なお、本剤のFDA への新薬承認申請については、2018年4月2日に開示しています。

(ご参考)

【APL-130277について】

本剤は、アポモルヒネ塩酸塩(ドパミン作動薬)を有効成分として含有する新規の製剤であり、パーキンソン病に伴うオフ症状を必要に応じて管理するために、即効性のある舌下投与のフィルム製剤として開発されています。アポモルヒネ塩酸塩は、進行性のパーキンソン病に伴う運動性低下のオフ症状(ウェアリングオフ現象、予測できないオン・オフ症状)を一時的に改善するレスキュー薬として米国において唯一承認されている有効成分ですが、皮下投与の注射剤しか承認されていません。

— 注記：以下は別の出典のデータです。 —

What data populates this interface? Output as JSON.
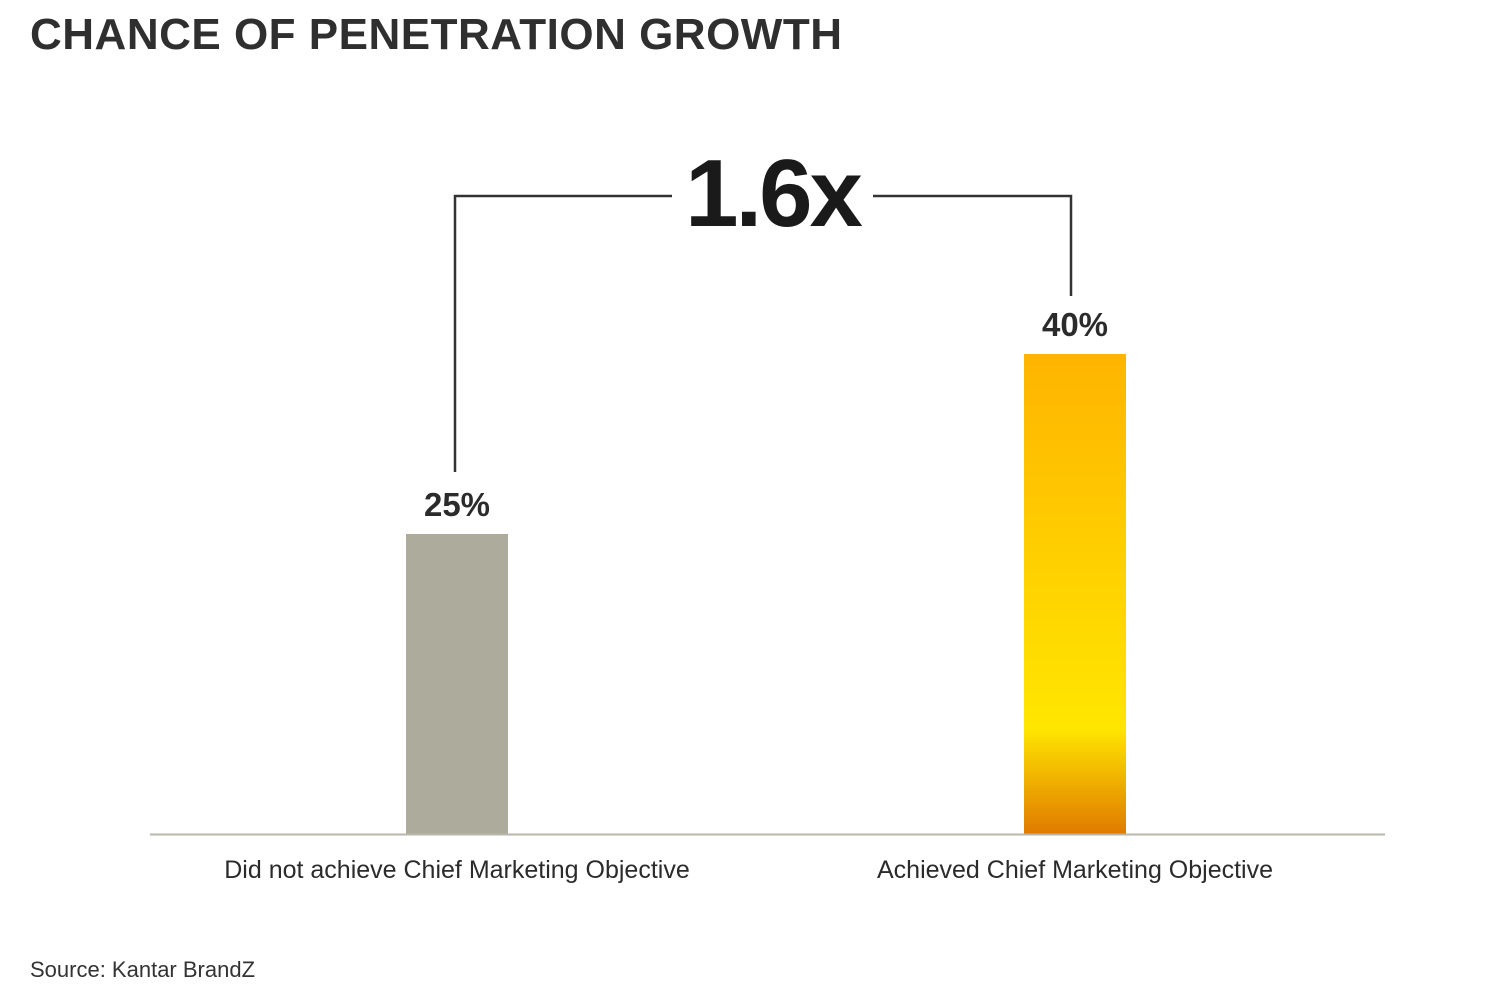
{
  "title": "CHANCE OF PENETRATION GROWTH",
  "source": "Source: Kantar BrandZ",
  "colors": {
    "text": "#2b2b2b",
    "baseline": "#b9b6ac",
    "bracket": "#333333",
    "bar_gray": "#adac9c",
    "bar_gold_top": "#ffb400",
    "bar_gold_mid": "#ffe600",
    "bar_gold_bottom": "#e07a00"
  },
  "chart_data": {
    "type": "bar",
    "categories": [
      "Did not achieve Chief Marketing Objective",
      "Achieved Chief Marketing Objective"
    ],
    "values": [
      25,
      40
    ],
    "value_labels": [
      "25%",
      "40%"
    ],
    "unit": "%",
    "annotation": "1.6x",
    "ylim": [
      0,
      50
    ],
    "grid": false,
    "legend": "none"
  }
}
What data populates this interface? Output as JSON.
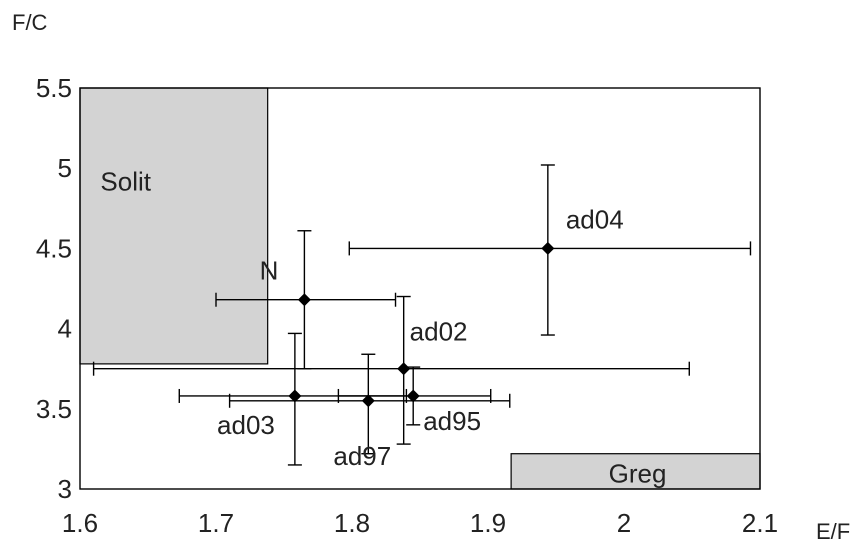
{
  "chart_data": {
    "type": "scatter",
    "title": "",
    "xlabel": "E/F",
    "ylabel": "F/C",
    "xlim": [
      1.6,
      2.1
    ],
    "ylim": [
      3,
      5.5
    ],
    "xticks": [
      "1.6",
      "1.7",
      "1.8",
      "1.9",
      "2",
      "2.1"
    ],
    "yticks": [
      "3",
      "3.5",
      "4",
      "4.5",
      "5",
      "5.5"
    ],
    "grid": false,
    "regions": [
      {
        "label": "Solit",
        "x": [
          1.6,
          1.738
        ],
        "y": [
          3.78,
          5.5
        ],
        "fill": "#d3d3d3"
      },
      {
        "label": "Greg",
        "x": [
          1.917,
          2.1
        ],
        "y": [
          3.0,
          3.22
        ],
        "fill": "#d3d3d3"
      }
    ],
    "points": [
      {
        "label": "N",
        "x": 1.765,
        "y": 4.18,
        "xerr": [
          1.7,
          1.832
        ],
        "yerr": [
          3.75,
          4.61
        ]
      },
      {
        "label": "ad04",
        "x": 1.944,
        "y": 4.5,
        "xerr": [
          1.798,
          2.093
        ],
        "yerr": [
          3.96,
          5.02
        ]
      },
      {
        "label": "ad02",
        "x": 1.838,
        "y": 3.75,
        "xerr": [
          1.61,
          2.048
        ],
        "yerr": [
          3.28,
          4.2
        ]
      },
      {
        "label": "ad03",
        "x": 1.758,
        "y": 3.58,
        "xerr": [
          1.673,
          1.84
        ],
        "yerr": [
          3.15,
          3.97
        ]
      },
      {
        "label": "ad97",
        "x": 1.812,
        "y": 3.55,
        "xerr": [
          1.71,
          1.916
        ],
        "yerr": [
          3.22,
          3.84
        ]
      },
      {
        "label": "ad95",
        "x": 1.845,
        "y": 3.58,
        "xerr": [
          1.79,
          1.902
        ],
        "yerr": [
          3.4,
          3.76
        ]
      }
    ],
    "colors": {
      "marker": "#000000",
      "region_fill": "#d3d3d3",
      "axis": "#000000"
    }
  }
}
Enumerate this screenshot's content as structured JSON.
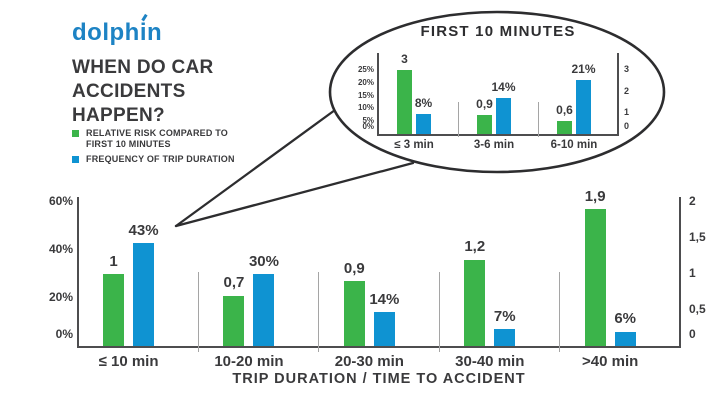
{
  "logo": {
    "part1": "dolph",
    "part2": "i",
    "part3": "n"
  },
  "title": {
    "lines": [
      "WHEN DO CAR",
      "ACCIDENTS",
      "HAPPEN?"
    ]
  },
  "legend": {
    "items": [
      {
        "color": "#3bb44a",
        "lines": [
          "RELATIVE RISK COMPARED TO",
          "FIRST 10 MINUTES"
        ]
      },
      {
        "color": "#0f93d2",
        "lines": [
          "FREQUENCY OF TRIP DURATION"
        ]
      }
    ]
  },
  "colors": {
    "green": "#3bb44a",
    "blue": "#0f93d2",
    "text": "#3a3a3c",
    "axis": "#4d4d4f",
    "separator": "#a5a5a5",
    "balloon_stroke": "#2d2d2f",
    "logo_blue": "#1d83c4"
  },
  "chart_data": [
    {
      "id": "main",
      "type": "bar",
      "title": "",
      "xlabel": "TRIP DURATION / TIME TO ACCIDENT",
      "categories": [
        "≤ 10 min",
        "10-20 min",
        "20-30 min",
        "30-40 min",
        ">40 min"
      ],
      "left_axis": {
        "max": 60,
        "ticks": [
          {
            "value": 0,
            "label": "0%"
          },
          {
            "value": 20,
            "label": "20%"
          },
          {
            "value": 40,
            "label": "40%"
          },
          {
            "value": 60,
            "label": "60%"
          }
        ]
      },
      "right_axis": {
        "max": 2,
        "ticks": [
          {
            "value": 0,
            "label": "0"
          },
          {
            "value": 0.5,
            "label": "0,5"
          },
          {
            "value": 1,
            "label": "1"
          },
          {
            "value": 1.5,
            "label": "1,5"
          },
          {
            "value": 2,
            "label": "2"
          }
        ]
      },
      "series": [
        {
          "name": "RELATIVE RISK COMPARED TO FIRST 10 MINUTES",
          "axis": "right",
          "color": "#3bb44a",
          "values": [
            1,
            0.7,
            0.9,
            1.2,
            1.9
          ],
          "labels": [
            "1",
            "0,7",
            "0,9",
            "1,2",
            "1,9"
          ]
        },
        {
          "name": "FREQUENCY OF TRIP DURATION",
          "axis": "left",
          "color": "#0f93d2",
          "values": [
            43,
            30,
            14,
            7,
            6
          ],
          "labels": [
            "43%",
            "30%",
            "14%",
            "7%",
            "6%"
          ]
        }
      ],
      "legend_position": "top-left",
      "grid": false
    },
    {
      "id": "inset",
      "type": "bar",
      "title": "FIRST 10 MINUTES",
      "xlabel": "",
      "categories": [
        "≤ 3 min",
        "3-6 min",
        "6-10 min"
      ],
      "left_axis": {
        "max": 25,
        "ticks": [
          {
            "value": 0,
            "label": "0%"
          },
          {
            "value": 5,
            "label": "5%"
          },
          {
            "value": 10,
            "label": "10%"
          },
          {
            "value": 15,
            "label": "15%"
          },
          {
            "value": 20,
            "label": "20%"
          },
          {
            "value": 25,
            "label": "25%"
          }
        ]
      },
      "right_axis": {
        "max": 3,
        "ticks": [
          {
            "value": 0,
            "label": "0"
          },
          {
            "value": 1,
            "label": "1"
          },
          {
            "value": 2,
            "label": "2"
          },
          {
            "value": 3,
            "label": "3"
          }
        ]
      },
      "series": [
        {
          "name": "RELATIVE RISK COMPARED TO FIRST 10 MINUTES",
          "axis": "right",
          "color": "#3bb44a",
          "values": [
            3,
            0.9,
            0.6
          ],
          "labels": [
            "3",
            "0,9",
            "0,6"
          ]
        },
        {
          "name": "FREQUENCY OF TRIP DURATION",
          "axis": "left",
          "color": "#0f93d2",
          "values": [
            8,
            14,
            21
          ],
          "labels": [
            "8%",
            "14%",
            "21%"
          ]
        }
      ],
      "grid": false
    }
  ]
}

本剤は、パーキンソン病患者さんのオフ症状を速やかに改善することが期待されており、パーキンソン病に伴うオフ症状の治療について1日5回までの服用による臨床試験が行われました。
2016年10月に、サノビオン社がカナダの医薬品ベンチャー企業であるCynapsus Therapeutics Inc.を買収し、本剤を獲得しました。
マイケル・J・フォックス財団は、本剤の健常人を対象とした生物学的同等性試験およびパーキンソン病患者を対象とした用量反応試験の2つのフェーズ1試験の一部の資金を提供しています。

【パーキンソン病およびオフ症状について】

米国では100万人以上、世界では400万人から600万人がパーキンソン病に罹患していると言われています。パーキンソン病は、安静時の振戦(ふるえ)、固縮(筋肉の硬直)および運動障害を含む運動症状ならびに認知障害および気分障害を含む多くの非運動症状を特徴とする慢性かつ進行性の神経変性疾患です。アルツハイマー病に次いで2番目に多い神経変性疾患であり、パーキンソン病の有病率は、人口の高齢化に伴い増加しています。
オフ症状は、適切な薬物治療を行っていても生じるパーキンソン病症状で、常に症状が現れる可能性があり、朝の起床後にしばしば、また、一日を通して周期的に現れます。オフ症状の発現時には、患者さんの日常生活の活動を妨げ、患者さん、家族および介護者にとって負担となり得る、振戦(ふるえ)、固縮(筋肉の硬直)、動作緩慢などの症状を呈します。パーキンソン病患者さんの40%から60%の方々がオフ症状を経験しており、症状の発現頻度および重症度は、疾患の経過とともに悪化する可能性があります。